Year-end provides a wonderful opportunity for us to take stock of siatuations. If we look at India’s water sector, the above-average rainfall in 2013 monsoon would mean good agricultural production.
But the water sector as a whole is showing increasing signs of trouble.
Let us take few examples. The most striking crisis of 2013 was the unprecedented flood disaster in Uttarakhand in June where thousands perished. Experts and media called it a man-made disaster with a significant role played by existing and under construction hydropower projects and other unsustainable infrastructure. (SANDRPs Report) The Supreme Court order of Aug 13, 2013 directed the Union Ministry of Environment and Forests to set up a committee to look into the role played by existing and under construction hydropower projects in the disaster and also directed that no further clearance to any hydropower projects be given till further orders. This order was possibly the only hopeful sign since Uttarakhand government, other Himalayan states or the central agencies including NDMA and MoEF, seem to have learnt no lessons from the disaster.

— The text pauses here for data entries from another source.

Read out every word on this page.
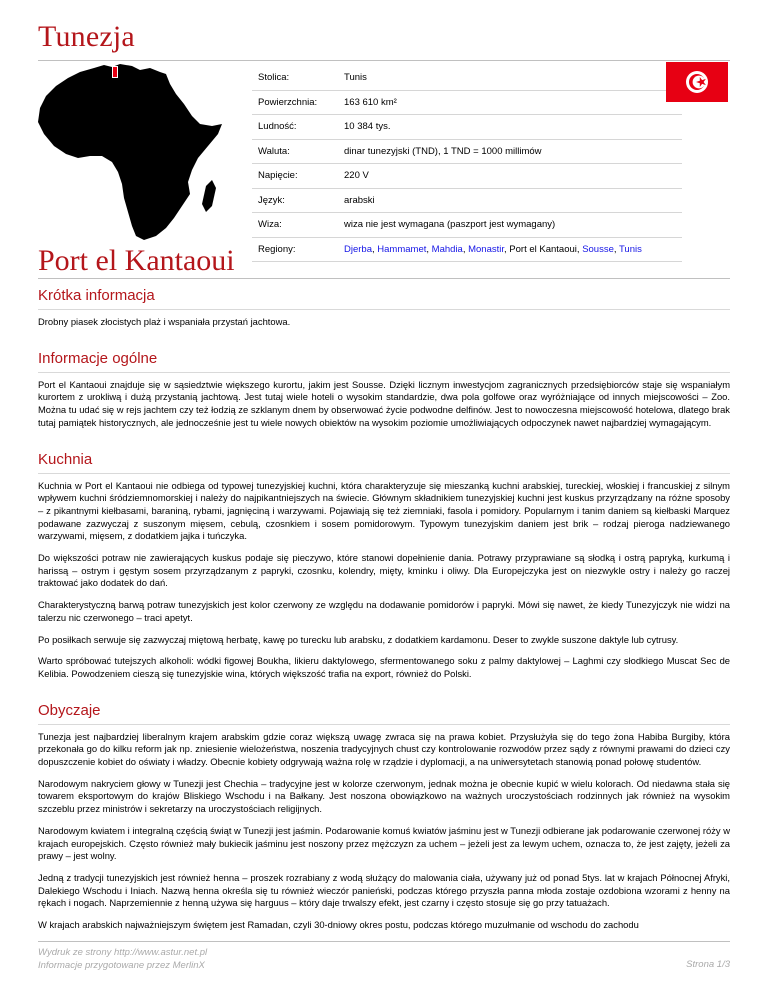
Tunezja
Stolica:	Tunis
Powierzchnia:	163 610 km²
Ludność:	10 384 tys.
Waluta:	dinar tunezyjski (TND), 1 TND = 1000 millimów
Napięcie:	220 V
Język:	arabski
Wiza:	wiza nie jest wymagana (paszport jest wymagany)
Regiony:	Djerba, Hammamet, Mahdia, Monastir, Port el Kantaoui, Sousse, Tunis
Port el Kantaoui
Krótka informacja

Drobny piasek złocistych plaż i wspaniała przystań jachtowa.

Informacje ogólne

Port el Kantaoui znajduje się w sąsiedztwie większego kurortu, jakim jest Sousse. Dzięki licznym inwestycjom zagranicznych przedsiębiorców staje się wspaniałym kurortem z urokliwą i dużą przystanią jachtową. Jest tutaj wiele hoteli o wysokim standardzie, dwa pola golfowe oraz wyróżniające od innych miejscowości – Zoo. Można tu udać się w rejs jachtem czy też łodzią ze szklanym dnem by obserwować życie podwodne delfinów. Jest to nowoczesna miejscowość hotelowa, dlatego brak tutaj pamiątek historycznych, ale jednocześnie jest tu wiele nowych obiektów na wysokim poziomie umożliwiających odpoczynek nawet najbardziej wymagającym.

Kuchnia

Kuchnia w Port el Kantaoui nie odbiega od typowej tunezyjskiej kuchni, która charakteryzuje się mieszanką kuchni arabskiej, tureckiej, włoskiej i francuskiej z silnym wpływem kuchni śródziemnomorskiej i należy do najpikantniejszych na świecie. Głównym składnikiem tunezyjskiej kuchni jest kuskus przyrządzany na różne sposoby – z pikantnymi kiełbasami, baraniną, rybami, jagnięciną i warzywami. Pojawiają się też ziemniaki, fasola i pomidory. Popularnym i tanim daniem są kiełbaski Marquez podawane zazwyczaj z suszonym mięsem, cebulą, czosnkiem i sosem pomidorowym. Typowym tunezyjskim daniem jest brik – rodzaj pieroga nadziewanego warzywami, mięsem, z dodatkiem jajka i tuńczyka.

Do większości potraw nie zawierających kuskus podaje się pieczywo, które stanowi dopełnienie dania. Potrawy przyprawiane są słodką i ostrą papryką, kurkumą i harissą – ostrym i gęstym sosem przyrządzanym z papryki, czosnku, kolendry, mięty, kminku i oliwy. Dla Europejczyka jest on niezwykle ostry i należy go raczej traktować jako dodatek do dań.

Charakterystyczną barwą potraw tunezyjskich jest kolor czerwony ze względu na dodawanie pomidorów i papryki. Mówi się nawet, że kiedy Tunezyjczyk nie widzi na talerzu nic czerwonego – traci apetyt.

Po posiłkach serwuje się zazwyczaj miętową herbatę, kawę po turecku lub arabsku, z dodatkiem kardamonu. Deser to zwykle suszone daktyle lub cytrusy.

Warto spróbować tutejszych alkoholi: wódki figowej Boukha, likieru daktylowego, sfermentowanego soku z palmy daktylowej – Laghmi czy słodkiego Muscat Sec de Kelibia. Powodzeniem cieszą się tunezyjskie wina, których większość trafia na export, również do Polski.

Obyczaje

Tunezja jest najbardziej liberalnym krajem arabskim gdzie coraz większą uwagę zwraca się na prawa kobiet. Przysłużyła się do tego żona Habiba Burgiby, która przekonała go do kilku reform jak np. zniesienie wielożeństwa, noszenia tradycyjnych chust czy kontrolowanie rozwodów przez sądy z równymi prawami do dzieci czy dopuszczenie kobiet do oświaty i władzy. Obecnie kobiety odgrywają ważna rolę w rządzie i dyplomacji, a na uniwersytetach stanowią ponad połowę studentów.

Narodowym nakryciem głowy w Tunezji jest Chechia – tradycyjne jest w kolorze czerwonym, jednak można je obecnie kupić w wielu kolorach. Od niedawna stała się towarem eksportowym do krajów Bliskiego Wschodu i na Bałkany. Jest noszona obowiązkowo na ważnych uroczystościach rodzinnych jak również na wysokim szczeblu przez ministrów i sekretarzy na uroczystościach religijnych.

Narodowym kwiatem i integralną częścią świąt w Tunezji jest jaśmin. Podarowanie komuś kwiatów jaśminu jest w Tunezji odbierane jak podarowanie czerwonej róży w krajach europejskich. Często również mały bukiecik jaśminu jest noszony przez mężczyzn za uchem – jeżeli jest za lewym uchem, oznacza to, że jest zajęty, jeżeli za prawy – jest wolny.

Jedną z tradycji tunezyjskich jest również henna – proszek rozrabiany z wodą służący do malowania ciała, używany już od ponad 5tys. lat w krajach Północnej Afryki, Dalekiego Wschodu i Iniach. Nazwą henna określa się tu również wieczór panieński, podczas którego przyszła panna młoda zostaje ozdobiona wzorami z henny na rękach i nogach. Naprzemiennie z henną używa się harguus – który daje trwalszy efekt, jest czarny i często stosuje się go przy tatuażach.

W krajach arabskich najważniejszym świętem jest Ramadan, czyli 30-dniowy okres postu, podczas którego muzułmanie od wschodu do zachodu

Wydruk ze strony http://www.astur.net.pl
Informacje przygotowane przez MerlinX	Strona 1/3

Earlier in 2012-13 we saw triple crisis in Maharashtra in the form of worst drought in 40 years, worst irrigation scam in independent India and agitation against diversion of huge quantity of water from agriculture to non agriculture sector without any participatory process. In Andhra Pradesh too, a massive irrigation scam was exposed by the CAG report. In fact inequity in the distribution of costs and benefits related to water sector project lies at the heart of the bifurcation of the troubled state.

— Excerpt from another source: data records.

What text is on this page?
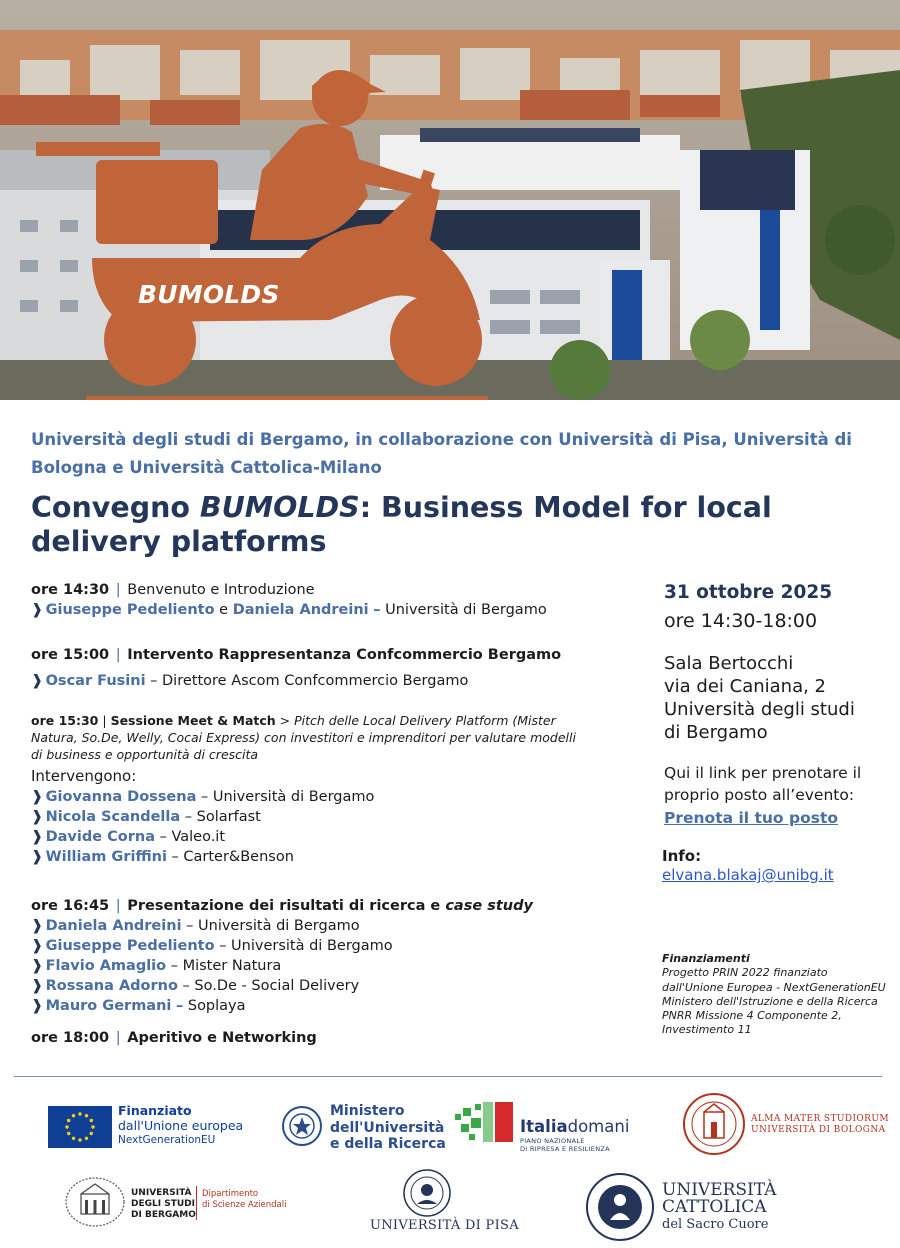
BUMOLDS
Università degli studi di Bergamo, in collaborazione con Università di Pisa, Università di Bologna e Università Cattolica-Milano
Convegno BUMOLDS: Business Model for local delivery platforms
ore 14:30 | Benvenuto e Introduzione
❱ Giuseppe Pedeliento e Daniela Andreini – Università di Bergamo
ore 15:00 | Intervento Rappresentanza Confcommercio Bergamo
❱ Oscar Fusini – Direttore Ascom Confcommercio Bergamo
ore 15:30 | Sessione Meet & Match > Pitch delle Local Delivery Platform (Mister Natura, So.De, Welly, Cocai Express) con investitori e imprenditori per valutare modelli di business e opportunità di crescita
Intervengono:
❱ Giovanna Dossena – Università di Bergamo
❱ Nicola Scandella – Solarfast
❱ Davide Corna – Valeo.it
❱ William Griffini – Carter&Benson
ore 16:45 | Presentazione dei risultati di ricerca e case study
❱ Daniela Andreini – Università di Bergamo
❱ Giuseppe Pedeliento – Università di Bergamo
❱ Flavio Amaglio – Mister Natura
❱ Rossana Adorno – So.De - Social Delivery
❱ Mauro Germani – Soplaya
ore 18:00 | Aperitivo e Networking
31 ottobre 2025
ore 14:30-18:00
Sala Bertocchi
via dei Caniana, 2
Università degli studi
di Bergamo
Qui il link per prenotare il proprio posto all’evento:
Prenota il tuo posto
Info:
elvana.blakaj@unibg.it
Finanziamenti
Progetto PRIN 2022 finanziato
dall'Unione Europea - NextGenerationEU
Ministero dell'Istruzione e della Ricerca
PNRR Missione 4 Componente 2,
Investimento 11
Finanziato
dall'Unione europea
NextGenerationEU
Ministero
dell'Università
e della Ricerca
Italiadomani
PIANO NAZIONALE
DI RIPRESA E RESILIENZA
ALMA MATER STUDIORUM
UNIVERSITÀ DI BOLOGNA
UNIVERSITÀ
DEGLI STUDI
DI BERGAMO
Dipartimento
di Scienze Aziendali
UNIVERSITÀ DI PISA
UNIVERSITÀ
CATTOLICA
del Sacro Cuore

In Chhattisgarh and downstream Orissa, thermal power plans of massive capacities are going to impact the water situation so fundamentally that big trouble is likely to erupt there, which may impact several other sectors. Madhya Pradesh government is on a big dam building spree in all its river basins, including Narmada, Chambal and also the water scarce Bundelkhand. All of these projects are for canal irrigation when canal irrigation has failed to add any area to the total net irrigation at national level for over two decades now. We could see a new massive irrigation scam in MP in coming years, in addition to agitations and interstate disputes. Gujarat too saw a very bad drought in 2012-13, and there is increasing perception that Gujarat government is by design not building the distribution network to take the Narmada Dam waters to Kutch and Saurashtra, for whom the project was justified and built.
In North East India it is now two years since massive agitation has led to stoppage of work at ongoing 2000 MW Lower Subansiri hydropower project. This is India’s largest under construction hydropower project on which over Rs 5000 crores have been spent without putting in place basic studies or participatory decision making process. Similar fate awaits if the government goes ahead with other hydropower development projects in the region without learning lessons from this episode. During the year, Forest Advisory Committee’s rejection to grant forest clearance to 3000 MW Dibang and 1500 MW Tipaimukh projects in the region was a good sign, so is the stoppage of work at Maphithel dam in Manipur by the National Green Tribunal.
But we have seen no sign of improvement in environment governance. The year saw the questionable appointment of former Coal Secretary as chairman of the Expert Appraisal Committee on River Valley Committee, by Union Ministry of Environment and Forest. In fact, several of the new appointees in the committee do not have any background in environmental issues. The year also began on the wrong note with the environment clearance to the 620 MW Luhri hydropower project in Himachal Pradesh, designed to destroy the last flowing stretch of SutlejRiver in the state. In April 2013, the Forest Advisory Committee took the most shocking decision of approving the completely unjustifiable Kalu dam for Mumbai Metropolitan Region, without any assessments. The same FAC had rejected the proposal one year back and the reasons for that rejections stand even today.
In Western Ghats, the decision of the Union government of dumping the Western Ghats Expert Ecology Panel Report (Gadgil Report) and instead in principle accepting the-much criticized Kasturirangan committee Report has already led to full blown crisis in Kerala and is threatening to engulf more areas. This crisis was completely avoidable if the MoEF, in stead had used last two years to encourage public education on the need for implementing the Gadgil panel recommendations.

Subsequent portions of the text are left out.